Typo, you're saying these prices aren't real: [link] ? What do you have to do to get the $83.40/year?
Buy three years worth at once.
No, 3 years at once is $59.40 per year.
But I didn't know anywhere charged under $3 a year for a long term amount--either it's a long-time customer perk or a limited time now loss leader. Am I that out of touch? $6.95/month looks cheap to me.
I'm probably the one out of touch. Part of it is that I have 3 per year with a legacy account, but they won't do it for new ones. But I can find in that neighborhood for lower tier service, like Gator and ipage. Static html, no hosted email. . I may add a blog if I ever get time to blog again.
I've been using NearlyFreeSpeech for about a year for a static HTML site that I rarely fiddle with. So far it's been hassle-free and inexpensive.
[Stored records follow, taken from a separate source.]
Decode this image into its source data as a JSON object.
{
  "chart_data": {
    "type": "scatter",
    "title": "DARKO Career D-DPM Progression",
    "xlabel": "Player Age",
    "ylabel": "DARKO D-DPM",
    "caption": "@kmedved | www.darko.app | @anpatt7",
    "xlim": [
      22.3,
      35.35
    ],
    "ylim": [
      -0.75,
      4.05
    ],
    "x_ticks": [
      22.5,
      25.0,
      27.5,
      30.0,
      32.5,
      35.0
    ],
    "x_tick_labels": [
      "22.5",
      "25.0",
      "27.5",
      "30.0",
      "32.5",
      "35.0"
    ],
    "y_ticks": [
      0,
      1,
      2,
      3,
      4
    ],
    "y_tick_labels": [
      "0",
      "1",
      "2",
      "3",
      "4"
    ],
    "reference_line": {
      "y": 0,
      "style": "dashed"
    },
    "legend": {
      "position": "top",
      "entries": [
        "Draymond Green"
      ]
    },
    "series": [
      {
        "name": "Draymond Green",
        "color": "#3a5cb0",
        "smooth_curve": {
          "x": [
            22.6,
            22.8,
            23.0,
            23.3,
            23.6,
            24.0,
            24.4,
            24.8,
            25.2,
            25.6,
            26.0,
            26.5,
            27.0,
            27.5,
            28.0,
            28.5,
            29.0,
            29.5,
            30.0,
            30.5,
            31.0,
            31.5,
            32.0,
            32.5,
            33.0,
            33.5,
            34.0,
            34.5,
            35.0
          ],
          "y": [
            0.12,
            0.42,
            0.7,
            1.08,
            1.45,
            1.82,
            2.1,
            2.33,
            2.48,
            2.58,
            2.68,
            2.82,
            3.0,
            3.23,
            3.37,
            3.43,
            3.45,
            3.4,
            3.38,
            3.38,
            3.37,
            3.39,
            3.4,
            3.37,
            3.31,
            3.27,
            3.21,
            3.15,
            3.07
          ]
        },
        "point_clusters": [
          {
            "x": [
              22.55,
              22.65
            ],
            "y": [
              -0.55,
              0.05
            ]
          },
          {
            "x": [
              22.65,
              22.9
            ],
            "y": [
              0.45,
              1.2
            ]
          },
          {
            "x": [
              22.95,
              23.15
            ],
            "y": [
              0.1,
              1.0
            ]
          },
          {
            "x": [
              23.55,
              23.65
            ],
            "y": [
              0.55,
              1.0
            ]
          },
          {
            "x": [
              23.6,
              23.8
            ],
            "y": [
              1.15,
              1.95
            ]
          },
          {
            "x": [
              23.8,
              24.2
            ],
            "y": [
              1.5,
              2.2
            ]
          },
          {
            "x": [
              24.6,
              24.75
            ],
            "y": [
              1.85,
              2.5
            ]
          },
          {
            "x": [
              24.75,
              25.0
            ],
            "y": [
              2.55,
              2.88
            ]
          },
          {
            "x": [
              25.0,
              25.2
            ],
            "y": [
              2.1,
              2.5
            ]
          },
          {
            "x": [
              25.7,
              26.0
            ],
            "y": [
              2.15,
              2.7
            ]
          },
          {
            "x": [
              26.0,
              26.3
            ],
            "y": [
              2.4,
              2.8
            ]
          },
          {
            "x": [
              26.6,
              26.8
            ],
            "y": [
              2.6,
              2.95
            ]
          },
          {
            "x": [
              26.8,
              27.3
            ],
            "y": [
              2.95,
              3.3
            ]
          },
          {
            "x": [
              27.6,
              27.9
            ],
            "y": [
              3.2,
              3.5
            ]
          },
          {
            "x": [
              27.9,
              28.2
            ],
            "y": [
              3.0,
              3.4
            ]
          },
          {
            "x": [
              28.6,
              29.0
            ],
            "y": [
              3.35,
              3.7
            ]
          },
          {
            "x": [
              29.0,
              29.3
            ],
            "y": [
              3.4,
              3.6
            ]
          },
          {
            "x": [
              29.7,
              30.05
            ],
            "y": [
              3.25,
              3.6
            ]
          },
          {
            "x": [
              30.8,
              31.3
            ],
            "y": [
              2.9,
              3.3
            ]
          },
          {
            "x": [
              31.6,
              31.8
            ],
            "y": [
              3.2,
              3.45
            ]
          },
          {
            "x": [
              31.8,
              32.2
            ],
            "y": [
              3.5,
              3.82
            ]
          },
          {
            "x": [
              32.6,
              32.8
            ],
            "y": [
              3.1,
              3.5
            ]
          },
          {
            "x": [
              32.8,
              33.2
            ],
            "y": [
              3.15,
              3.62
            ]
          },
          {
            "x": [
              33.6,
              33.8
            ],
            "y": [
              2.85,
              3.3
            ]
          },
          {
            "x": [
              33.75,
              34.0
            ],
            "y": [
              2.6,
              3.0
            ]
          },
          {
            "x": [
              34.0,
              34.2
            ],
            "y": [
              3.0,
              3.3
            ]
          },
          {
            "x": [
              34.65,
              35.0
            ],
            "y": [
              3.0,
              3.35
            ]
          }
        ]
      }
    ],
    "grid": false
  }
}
So, anyone around who can give me a little help in using JavaScript to manipulate XML using the DOM?
I haven't done coding like that in a while, but I was a big fan of libraries like Prototype & jQuery when I did.
Well, I've been using jQuery somewhat for a while now (but not for this).
Briefly, what I want to do is take a node of an XML document, do an XSL transformation on it and then replace that node in the XML doc with the results of the transformation. But I'm kinda' getting confused about all the different JavaScript objects that pertain to XML, so I'm not sure I'm going about this the right way.
Currently the code does the changes to the node using Javascript to manipulate the DOM (with no XSL transformation). This works but can be slow. Using the XSL transformation would (I think) increase performance.
Is this something that jQuery could handle?